A sophisticated net erosion map of the Barents Sea has been produced by StatoilHydro using a multi-method, uncertainty-based approach.
The Arctic waters of the Barents Sea are seen as a natural growth area for the group.
However, the geological record in these waters has been complicated by several phases of regional uplift and erosion. That is especially true of the last five million years, corresponding to the Plio-Pleistocene ice age.
During the ice age, up to two kilometres of sediments were scraped off the continental shelf and deposited as a thick wedge along the western margin of the Barents Sea.
Potential reservoir and hydrocarbon source rocks have thus been buried far deeper than today, and subjected to far higher temperatures.

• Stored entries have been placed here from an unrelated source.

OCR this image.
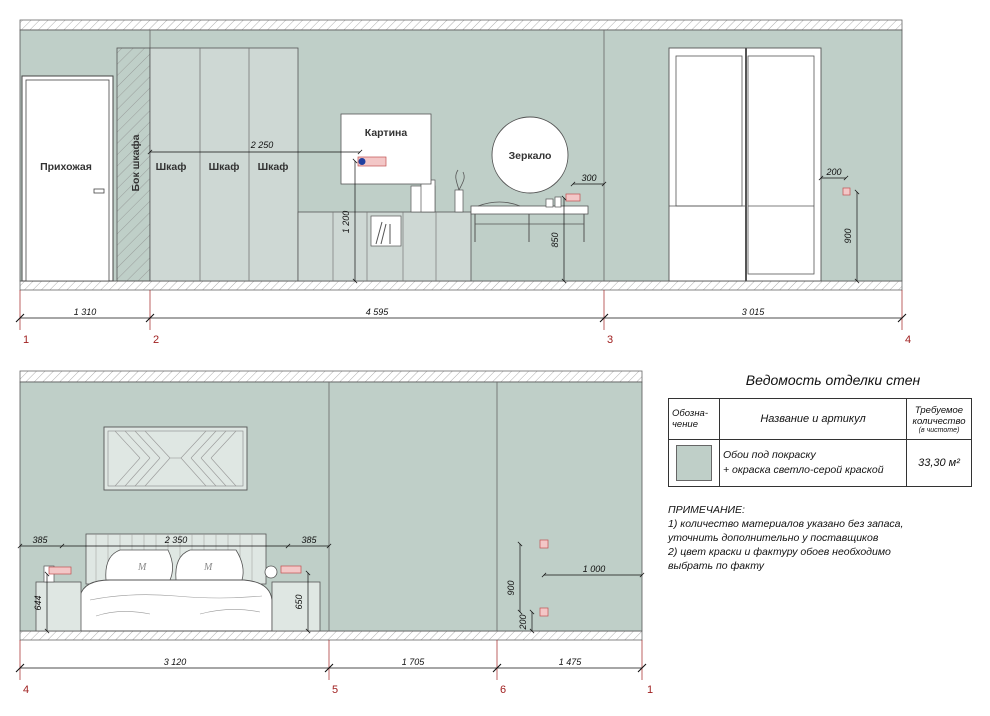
Прихожая	Бок шкафа Шкаф Шкаф Шкаф
Картина
Зеркало
2 250
1 200
850
300
200
900
1 310	4 595	3 015
1	2	3	4
M	M
385	2 350	385
644	650
900
200
1 000
3 120	1 705	1 475
4	5	6	1
Ведомость отделки стен
Обозна-чение	Название и артикул	Требуемое количество
(в чистоте)

	Обои под покраску
+ окраска светло-серой краской	33,30 м²
ПРИМЕЧАНИЕ:
1) количество материалов указано без запаса,
уточнить дополнительно у поставщиков
2) цвет краски и фактуру обоев необходимо
выбрать по факту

It is vital that these factors are taken properly into account in models for predicting the maturity of source rocks and reservoir quality by quantifying net erosion – the difference between the maximum and present burial depth of a particular stratigraphic horizon.
Previous studies have relied on various single techniques, each of which is notoriously uncertain.
StatoilHydro has therefore applied all the standard techniques to 58 exploration wells, thereby improving the accuracy of the results by combining them statistically.
Combining uncertainty ranges also provides distributions which represent the total uncertainty involved in such estimates.
The final product is the most accurate net erosion map of the area ever produced.